口座は、受贈者が30歳になった日に締められ、残額がある場合は、その残額をその日に贈与したものとして贈与税が課せられる。また、受贈者が30歳になる前に死亡した場合は、その口座の残額には贈与税は課せられない。
学校等には次のものが含まれる。
・幼稚園、小学校、中学校、高等学校、中等教育学校、特別支援学校
・大学、大学院
・高等専門学校
・専修学校、各種学校
・保育所、障害者通所支援事業が行われる施設、家庭的保育事業が行われる施設市町村が認定する児童保育事業、認定こども園
・外国にある日本の学校に相当する学校
・インターナショナルスクール等外国の施設のうち一定のもの
・水産大学校、海技大学校、海上技術短期大学校、海上技術学校、航空大学校、国立看護大学校
・職業能力開発総合大学校、職業訓練法人が設置する職業能力開発大学校・職業能力開発短期学校・職業能力開発校・職業能力開発促進センター、障害者職業能力開発校
対象となる教育費には、入学金、授業料、入園料、保育料、施設設備費、教育充実費、修学旅行、遠足費などで、学校等からの領収書があるもの(保育所の保育料で市町村の領収書があるものを含む)が該当し、このうち、学校等に支払ったものが1,500万円の非課税枠の対象になる。

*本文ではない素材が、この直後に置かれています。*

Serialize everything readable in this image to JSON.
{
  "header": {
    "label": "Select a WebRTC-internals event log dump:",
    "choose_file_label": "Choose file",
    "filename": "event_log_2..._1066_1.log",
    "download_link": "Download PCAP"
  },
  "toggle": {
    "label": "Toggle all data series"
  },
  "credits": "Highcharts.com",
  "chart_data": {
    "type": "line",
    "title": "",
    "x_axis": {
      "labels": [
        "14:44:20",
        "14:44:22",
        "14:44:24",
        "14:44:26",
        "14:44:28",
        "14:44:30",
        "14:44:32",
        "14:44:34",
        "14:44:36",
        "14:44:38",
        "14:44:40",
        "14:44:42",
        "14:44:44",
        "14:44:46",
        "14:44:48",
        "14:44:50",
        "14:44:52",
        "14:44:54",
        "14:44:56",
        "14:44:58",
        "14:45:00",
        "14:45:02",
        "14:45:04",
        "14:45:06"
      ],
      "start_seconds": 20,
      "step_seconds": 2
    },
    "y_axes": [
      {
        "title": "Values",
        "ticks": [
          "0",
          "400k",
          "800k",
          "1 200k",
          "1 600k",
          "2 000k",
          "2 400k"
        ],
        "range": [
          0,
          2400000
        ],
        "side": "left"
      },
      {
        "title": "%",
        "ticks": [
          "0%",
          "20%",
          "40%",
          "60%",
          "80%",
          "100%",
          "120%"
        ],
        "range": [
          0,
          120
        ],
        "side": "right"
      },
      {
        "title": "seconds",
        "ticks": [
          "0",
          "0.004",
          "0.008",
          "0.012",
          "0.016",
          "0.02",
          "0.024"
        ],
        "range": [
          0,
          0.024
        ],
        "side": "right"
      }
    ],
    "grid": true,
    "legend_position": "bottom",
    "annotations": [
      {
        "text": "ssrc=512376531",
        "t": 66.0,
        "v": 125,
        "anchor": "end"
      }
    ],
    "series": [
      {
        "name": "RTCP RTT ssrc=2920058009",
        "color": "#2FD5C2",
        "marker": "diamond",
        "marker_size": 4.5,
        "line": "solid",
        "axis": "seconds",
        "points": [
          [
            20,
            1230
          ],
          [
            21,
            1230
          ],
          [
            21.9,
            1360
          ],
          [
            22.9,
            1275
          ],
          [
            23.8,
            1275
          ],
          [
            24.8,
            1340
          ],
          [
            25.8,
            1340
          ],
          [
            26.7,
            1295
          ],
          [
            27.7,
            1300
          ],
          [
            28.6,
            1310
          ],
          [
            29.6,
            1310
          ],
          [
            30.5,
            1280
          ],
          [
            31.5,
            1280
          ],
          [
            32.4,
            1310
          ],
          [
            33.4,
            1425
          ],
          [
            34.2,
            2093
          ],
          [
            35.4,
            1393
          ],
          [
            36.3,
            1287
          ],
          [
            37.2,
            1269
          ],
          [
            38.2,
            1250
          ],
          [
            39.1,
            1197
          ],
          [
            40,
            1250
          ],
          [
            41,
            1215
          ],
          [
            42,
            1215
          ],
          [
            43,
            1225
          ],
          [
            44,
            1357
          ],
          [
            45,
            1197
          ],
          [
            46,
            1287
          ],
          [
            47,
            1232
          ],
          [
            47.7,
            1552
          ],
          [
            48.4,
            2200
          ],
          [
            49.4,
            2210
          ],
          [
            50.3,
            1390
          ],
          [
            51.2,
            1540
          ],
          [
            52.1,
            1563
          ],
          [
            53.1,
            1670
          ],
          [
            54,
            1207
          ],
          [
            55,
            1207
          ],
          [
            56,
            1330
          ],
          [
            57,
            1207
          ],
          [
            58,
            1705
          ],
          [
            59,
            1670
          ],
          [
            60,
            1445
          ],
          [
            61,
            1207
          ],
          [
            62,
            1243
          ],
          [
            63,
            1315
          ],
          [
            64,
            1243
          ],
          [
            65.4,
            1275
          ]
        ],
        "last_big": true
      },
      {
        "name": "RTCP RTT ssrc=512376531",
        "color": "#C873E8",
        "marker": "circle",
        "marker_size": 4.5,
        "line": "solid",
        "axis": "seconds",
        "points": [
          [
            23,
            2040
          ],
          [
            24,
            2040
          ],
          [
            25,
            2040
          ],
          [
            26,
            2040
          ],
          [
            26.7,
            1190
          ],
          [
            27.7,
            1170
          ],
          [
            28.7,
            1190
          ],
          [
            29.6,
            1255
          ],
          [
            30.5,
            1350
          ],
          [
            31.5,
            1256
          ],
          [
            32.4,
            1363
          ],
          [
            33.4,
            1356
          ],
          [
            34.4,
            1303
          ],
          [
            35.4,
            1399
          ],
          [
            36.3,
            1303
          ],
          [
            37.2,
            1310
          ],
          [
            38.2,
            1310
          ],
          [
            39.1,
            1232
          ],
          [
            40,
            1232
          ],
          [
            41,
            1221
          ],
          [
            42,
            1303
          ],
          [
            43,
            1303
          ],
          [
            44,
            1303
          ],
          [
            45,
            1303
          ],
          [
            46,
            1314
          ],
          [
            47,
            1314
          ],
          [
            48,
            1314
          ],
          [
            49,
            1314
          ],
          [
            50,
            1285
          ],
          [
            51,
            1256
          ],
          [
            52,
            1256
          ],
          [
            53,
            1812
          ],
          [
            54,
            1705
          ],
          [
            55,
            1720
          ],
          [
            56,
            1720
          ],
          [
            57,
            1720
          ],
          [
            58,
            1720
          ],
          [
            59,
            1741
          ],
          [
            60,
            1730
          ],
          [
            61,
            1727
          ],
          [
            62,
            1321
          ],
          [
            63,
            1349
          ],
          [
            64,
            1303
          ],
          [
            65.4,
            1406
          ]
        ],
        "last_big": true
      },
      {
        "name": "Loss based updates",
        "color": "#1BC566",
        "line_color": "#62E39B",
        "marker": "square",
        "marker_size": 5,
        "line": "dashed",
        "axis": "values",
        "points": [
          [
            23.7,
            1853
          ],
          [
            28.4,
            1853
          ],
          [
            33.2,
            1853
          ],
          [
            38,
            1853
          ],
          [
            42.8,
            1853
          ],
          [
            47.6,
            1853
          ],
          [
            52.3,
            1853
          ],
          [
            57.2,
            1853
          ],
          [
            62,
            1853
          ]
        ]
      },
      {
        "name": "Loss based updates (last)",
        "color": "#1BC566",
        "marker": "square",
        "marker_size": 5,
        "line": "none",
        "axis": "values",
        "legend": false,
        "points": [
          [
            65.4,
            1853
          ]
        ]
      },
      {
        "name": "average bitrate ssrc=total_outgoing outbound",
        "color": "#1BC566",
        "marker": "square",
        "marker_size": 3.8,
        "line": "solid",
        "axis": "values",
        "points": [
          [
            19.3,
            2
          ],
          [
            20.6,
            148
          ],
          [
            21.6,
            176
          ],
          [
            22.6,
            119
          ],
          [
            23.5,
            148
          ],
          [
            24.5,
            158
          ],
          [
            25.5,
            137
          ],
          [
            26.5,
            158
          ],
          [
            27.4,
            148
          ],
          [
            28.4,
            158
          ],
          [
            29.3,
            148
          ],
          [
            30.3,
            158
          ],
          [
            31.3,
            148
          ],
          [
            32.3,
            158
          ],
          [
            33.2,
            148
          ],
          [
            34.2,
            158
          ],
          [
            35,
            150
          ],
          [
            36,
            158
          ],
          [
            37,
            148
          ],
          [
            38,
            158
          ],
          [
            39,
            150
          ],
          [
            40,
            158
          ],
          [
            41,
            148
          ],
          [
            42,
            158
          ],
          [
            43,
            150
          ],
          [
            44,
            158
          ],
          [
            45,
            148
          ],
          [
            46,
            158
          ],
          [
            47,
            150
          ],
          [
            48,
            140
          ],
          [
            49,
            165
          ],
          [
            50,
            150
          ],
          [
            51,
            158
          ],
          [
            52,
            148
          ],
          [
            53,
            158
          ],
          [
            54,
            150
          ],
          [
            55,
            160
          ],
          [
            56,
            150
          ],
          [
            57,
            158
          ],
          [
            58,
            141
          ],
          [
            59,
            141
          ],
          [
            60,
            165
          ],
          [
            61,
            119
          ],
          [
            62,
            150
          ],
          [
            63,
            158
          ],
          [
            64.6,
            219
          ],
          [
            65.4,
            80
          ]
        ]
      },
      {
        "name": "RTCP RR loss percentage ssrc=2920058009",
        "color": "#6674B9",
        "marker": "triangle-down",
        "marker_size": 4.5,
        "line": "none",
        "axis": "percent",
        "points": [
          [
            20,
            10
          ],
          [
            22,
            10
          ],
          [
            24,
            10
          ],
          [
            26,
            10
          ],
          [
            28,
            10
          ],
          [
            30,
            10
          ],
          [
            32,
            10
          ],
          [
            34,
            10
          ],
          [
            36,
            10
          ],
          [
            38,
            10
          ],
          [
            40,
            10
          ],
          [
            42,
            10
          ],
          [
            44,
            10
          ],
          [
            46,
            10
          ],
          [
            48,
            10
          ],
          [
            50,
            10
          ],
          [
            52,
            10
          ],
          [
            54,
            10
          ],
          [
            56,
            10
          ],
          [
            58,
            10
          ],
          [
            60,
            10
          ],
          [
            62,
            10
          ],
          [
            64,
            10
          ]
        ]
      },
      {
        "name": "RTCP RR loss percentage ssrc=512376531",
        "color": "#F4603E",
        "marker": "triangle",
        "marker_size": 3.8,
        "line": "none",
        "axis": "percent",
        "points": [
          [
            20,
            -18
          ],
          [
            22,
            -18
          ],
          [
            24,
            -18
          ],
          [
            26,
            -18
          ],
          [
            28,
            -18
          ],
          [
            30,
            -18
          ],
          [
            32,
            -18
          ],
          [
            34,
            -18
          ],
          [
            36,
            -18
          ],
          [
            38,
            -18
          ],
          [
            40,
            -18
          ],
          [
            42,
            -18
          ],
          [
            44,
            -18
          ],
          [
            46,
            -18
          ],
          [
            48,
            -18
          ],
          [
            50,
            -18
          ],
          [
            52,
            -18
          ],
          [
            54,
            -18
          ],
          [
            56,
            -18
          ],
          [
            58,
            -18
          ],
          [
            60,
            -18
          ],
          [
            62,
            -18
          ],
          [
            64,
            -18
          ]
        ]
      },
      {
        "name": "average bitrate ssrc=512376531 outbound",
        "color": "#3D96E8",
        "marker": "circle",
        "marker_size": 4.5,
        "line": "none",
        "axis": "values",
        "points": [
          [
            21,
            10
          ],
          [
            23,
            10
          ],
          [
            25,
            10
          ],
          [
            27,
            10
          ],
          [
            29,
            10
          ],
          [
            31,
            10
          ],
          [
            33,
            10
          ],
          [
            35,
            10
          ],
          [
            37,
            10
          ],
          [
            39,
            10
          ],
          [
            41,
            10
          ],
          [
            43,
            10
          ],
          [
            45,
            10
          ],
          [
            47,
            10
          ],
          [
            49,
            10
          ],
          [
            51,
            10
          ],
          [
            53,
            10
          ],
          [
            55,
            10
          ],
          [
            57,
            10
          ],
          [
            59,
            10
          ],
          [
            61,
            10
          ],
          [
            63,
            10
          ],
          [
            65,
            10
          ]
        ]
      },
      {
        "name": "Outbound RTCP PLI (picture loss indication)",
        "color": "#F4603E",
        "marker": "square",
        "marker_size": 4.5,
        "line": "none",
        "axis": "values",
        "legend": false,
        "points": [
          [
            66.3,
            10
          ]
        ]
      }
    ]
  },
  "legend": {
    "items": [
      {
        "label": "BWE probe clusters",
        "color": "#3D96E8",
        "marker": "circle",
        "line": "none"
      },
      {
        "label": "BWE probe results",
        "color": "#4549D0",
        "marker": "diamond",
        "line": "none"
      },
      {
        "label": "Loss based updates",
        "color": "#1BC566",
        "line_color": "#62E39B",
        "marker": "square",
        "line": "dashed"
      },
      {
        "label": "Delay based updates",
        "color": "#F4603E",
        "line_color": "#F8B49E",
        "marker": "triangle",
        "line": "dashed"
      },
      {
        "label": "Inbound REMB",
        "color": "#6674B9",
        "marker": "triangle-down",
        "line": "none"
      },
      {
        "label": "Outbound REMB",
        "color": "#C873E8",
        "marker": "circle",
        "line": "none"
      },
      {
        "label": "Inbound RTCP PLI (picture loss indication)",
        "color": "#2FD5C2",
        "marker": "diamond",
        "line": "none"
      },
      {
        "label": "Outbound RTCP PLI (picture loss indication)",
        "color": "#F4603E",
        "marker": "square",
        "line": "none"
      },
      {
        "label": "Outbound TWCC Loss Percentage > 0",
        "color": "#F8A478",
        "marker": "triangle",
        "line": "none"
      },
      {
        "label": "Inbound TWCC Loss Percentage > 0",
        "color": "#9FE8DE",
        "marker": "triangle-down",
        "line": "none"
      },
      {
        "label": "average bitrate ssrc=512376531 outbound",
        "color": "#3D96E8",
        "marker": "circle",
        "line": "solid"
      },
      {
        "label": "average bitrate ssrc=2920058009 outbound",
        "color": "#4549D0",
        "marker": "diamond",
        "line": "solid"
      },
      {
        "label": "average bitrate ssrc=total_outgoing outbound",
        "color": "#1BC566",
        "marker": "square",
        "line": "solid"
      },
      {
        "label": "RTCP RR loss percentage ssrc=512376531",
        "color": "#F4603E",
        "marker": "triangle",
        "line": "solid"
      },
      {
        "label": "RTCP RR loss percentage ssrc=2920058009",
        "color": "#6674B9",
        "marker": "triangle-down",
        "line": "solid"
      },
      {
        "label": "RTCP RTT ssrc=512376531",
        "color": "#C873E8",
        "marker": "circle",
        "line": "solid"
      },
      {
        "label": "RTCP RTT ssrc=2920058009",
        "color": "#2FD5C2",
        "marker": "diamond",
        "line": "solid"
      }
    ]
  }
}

業者などに支払ったもの(教科書代や学用品費、修学旅行費、学校給食費など)は対象にならないが、学校の教育に必要な費用で学生等の全部又は大部分が支払うべきものと学校等が認めたものは、500万円までの非課税の対象になる。
500万円までの非課税の対象には、上記二の他、次のような費用が該当する。
・塾や習い事など学校等以外の者に支払われる月謝、謝礼、入会金などの費用や施設利用料
・塾や習い事で使用する物品の費用で指導を行う者を通じて購入するもの(個人で購入したものは対象外)
塾や習い事の費用等は500万円を上限に教育費に含められ、これを合わせて総額1,500万円までが非課税となる。